Risk estimation using copulas
Catalina Bolancé, Montserrat Guillén & Alemar Padilla
- Bolancé, C., Guillén, M. and Padilla, A. (2015) “Estimación del riesgo mediante el ajuste de cópulas”, UB Riskcenter Working Papers Series 2015-01.
Data
There are 753 observed stock returns calculated from daily prices of several stocks: Merck, Novartis, Pfizer, Deutsche Bank, ING, Santander, NASDAQ and S&P500. The example is done using the returns from Novartis (NVS) and Pfizer (PFE).
Copulas
Let L be the total loss in a risky situation,
due to the losses that are caused by two subrisks (risk sources)
L1 and L2, so that L=L1+L2. The dependence between those two
individual risks affects the aggregated loss L.
Copulae allow the modelization of a dependence structure between variables
(sources of risk). So, given (L1,L2) a random vector of loss components with
F1 (l1)=P(L1=l1) and F2 (l2)=P(L2 =l2) their respective continuous
distribution functions, there is a unique copula Cθ:[0,1]2 ∈ [0,1] that depends on parameter θ, so that it holds that:
\begin{equation*}
F(l_{1},l_{2})=C_{\theta}(u_{1},u_{2}),\forall l_{1},l_{2}\in \Re,
\end{equation*}
where u1=F1 (l1) and u2=F2 (l2) are the values of two random variables U1 and U2 that
are uniformly distributed on the interval (0,1).

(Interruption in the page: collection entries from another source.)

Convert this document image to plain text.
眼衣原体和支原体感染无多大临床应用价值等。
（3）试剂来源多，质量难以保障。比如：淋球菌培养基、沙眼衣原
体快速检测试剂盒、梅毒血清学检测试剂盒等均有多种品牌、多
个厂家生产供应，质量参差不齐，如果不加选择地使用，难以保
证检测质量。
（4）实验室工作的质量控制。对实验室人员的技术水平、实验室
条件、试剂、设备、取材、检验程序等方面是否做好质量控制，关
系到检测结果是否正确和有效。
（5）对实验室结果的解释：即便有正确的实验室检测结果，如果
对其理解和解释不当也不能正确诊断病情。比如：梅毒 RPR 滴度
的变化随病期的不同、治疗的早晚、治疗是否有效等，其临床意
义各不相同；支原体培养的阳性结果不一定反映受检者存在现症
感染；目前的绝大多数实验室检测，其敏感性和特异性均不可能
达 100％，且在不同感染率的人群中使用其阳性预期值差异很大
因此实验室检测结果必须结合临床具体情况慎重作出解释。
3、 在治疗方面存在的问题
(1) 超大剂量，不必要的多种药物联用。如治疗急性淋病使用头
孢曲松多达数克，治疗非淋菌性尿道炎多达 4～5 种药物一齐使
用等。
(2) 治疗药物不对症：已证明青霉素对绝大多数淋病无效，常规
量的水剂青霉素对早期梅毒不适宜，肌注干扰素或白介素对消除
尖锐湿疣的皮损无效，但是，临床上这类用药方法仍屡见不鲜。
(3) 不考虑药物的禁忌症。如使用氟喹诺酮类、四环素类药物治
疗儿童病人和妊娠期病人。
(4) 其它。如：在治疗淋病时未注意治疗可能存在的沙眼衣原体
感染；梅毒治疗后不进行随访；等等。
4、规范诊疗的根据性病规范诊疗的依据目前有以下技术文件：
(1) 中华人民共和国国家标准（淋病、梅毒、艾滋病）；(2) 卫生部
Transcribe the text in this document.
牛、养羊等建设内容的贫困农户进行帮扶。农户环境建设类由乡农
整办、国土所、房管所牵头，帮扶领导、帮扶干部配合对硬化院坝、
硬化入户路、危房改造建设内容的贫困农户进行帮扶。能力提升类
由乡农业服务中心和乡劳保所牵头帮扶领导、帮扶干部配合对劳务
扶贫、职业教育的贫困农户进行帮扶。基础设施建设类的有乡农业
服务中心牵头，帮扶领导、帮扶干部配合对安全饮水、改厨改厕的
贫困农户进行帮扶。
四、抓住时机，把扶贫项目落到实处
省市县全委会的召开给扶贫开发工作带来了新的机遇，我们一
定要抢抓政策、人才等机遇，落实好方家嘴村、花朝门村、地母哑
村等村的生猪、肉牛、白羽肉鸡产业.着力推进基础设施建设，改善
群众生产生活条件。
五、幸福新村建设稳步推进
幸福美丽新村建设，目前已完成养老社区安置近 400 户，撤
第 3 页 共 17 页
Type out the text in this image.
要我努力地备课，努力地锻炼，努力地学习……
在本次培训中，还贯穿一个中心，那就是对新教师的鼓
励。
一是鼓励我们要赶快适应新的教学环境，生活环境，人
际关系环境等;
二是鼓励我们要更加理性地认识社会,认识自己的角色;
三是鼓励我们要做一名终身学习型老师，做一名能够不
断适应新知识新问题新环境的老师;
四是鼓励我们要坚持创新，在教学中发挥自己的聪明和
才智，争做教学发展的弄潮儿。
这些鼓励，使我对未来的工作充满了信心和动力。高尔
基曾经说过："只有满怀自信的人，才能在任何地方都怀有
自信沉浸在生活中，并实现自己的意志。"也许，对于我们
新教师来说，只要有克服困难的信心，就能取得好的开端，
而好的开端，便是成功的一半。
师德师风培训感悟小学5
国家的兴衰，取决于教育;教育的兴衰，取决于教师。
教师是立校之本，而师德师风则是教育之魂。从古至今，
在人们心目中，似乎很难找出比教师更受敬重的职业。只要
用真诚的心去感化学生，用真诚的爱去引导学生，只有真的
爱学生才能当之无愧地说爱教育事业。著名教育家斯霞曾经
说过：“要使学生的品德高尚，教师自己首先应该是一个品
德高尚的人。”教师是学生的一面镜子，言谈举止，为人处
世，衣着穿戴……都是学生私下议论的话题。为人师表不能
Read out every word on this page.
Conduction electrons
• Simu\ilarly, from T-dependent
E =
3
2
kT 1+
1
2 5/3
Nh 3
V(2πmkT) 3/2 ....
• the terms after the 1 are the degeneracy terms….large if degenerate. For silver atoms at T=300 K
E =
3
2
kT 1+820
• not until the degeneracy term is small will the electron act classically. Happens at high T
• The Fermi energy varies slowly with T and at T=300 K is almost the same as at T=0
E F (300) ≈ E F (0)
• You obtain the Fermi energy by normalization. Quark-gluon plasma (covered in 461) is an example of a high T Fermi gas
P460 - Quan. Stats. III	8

Examples of copulae are Gaussian, t-Student, Gumbel, Clayton and Frank. They are all used in this example.
Parameter estimation
Copulae are fitted on the basis of one or more
specific parameters. For this propose, according to the type of copula
one or more initial values are proposed and then final parameters are estimated.
Estimation of parameters is carried out by the method of pseudo-maximum
likelihood, which consists in maximizing numerically the following expression:
\begin{equation*}
l(\hat{\theta})=
[
\sum_{i=1}^{N}ln\{c_{\hat \theta (\tilde U_{i1}, \tilde U_{i2})}\}
]
\end{equation*}
where the arguments of the copula density c are called pseudo-observations:
\begin{equation*}
\tilde U_{i1} = \dfrac{N}{N+1} \sum_{j=1}^{N}I(L_{j1}\leq L_{i1}) \end{equation*}
and
\begin{equation*}
\tilde U_{i2} = \dfrac{N}{N+1} \sum_{j=1}^{N}I(L_{j2}\leq L_{i2})
\end{equation*}
Goodness of fit
With the aim to establish a comparison between the adjusted models, the AIC (Akaike’s Information Criterion) and the BIC (Schwarz's Bayesian criterion), are estimated where:
\begin{equation*}
AIC=-2l(\hat \theta)+2k,
\end{equation*}
\begin{equation*}
BIC=-2l(\theta \hat)+kln(n)
\end{equation*}
The quantification of the risk is obtained by the method of simulation called Monte Carlo. First, losses are randomly generated from the adjusted copula and then later estimates of the measure of risk are obtained.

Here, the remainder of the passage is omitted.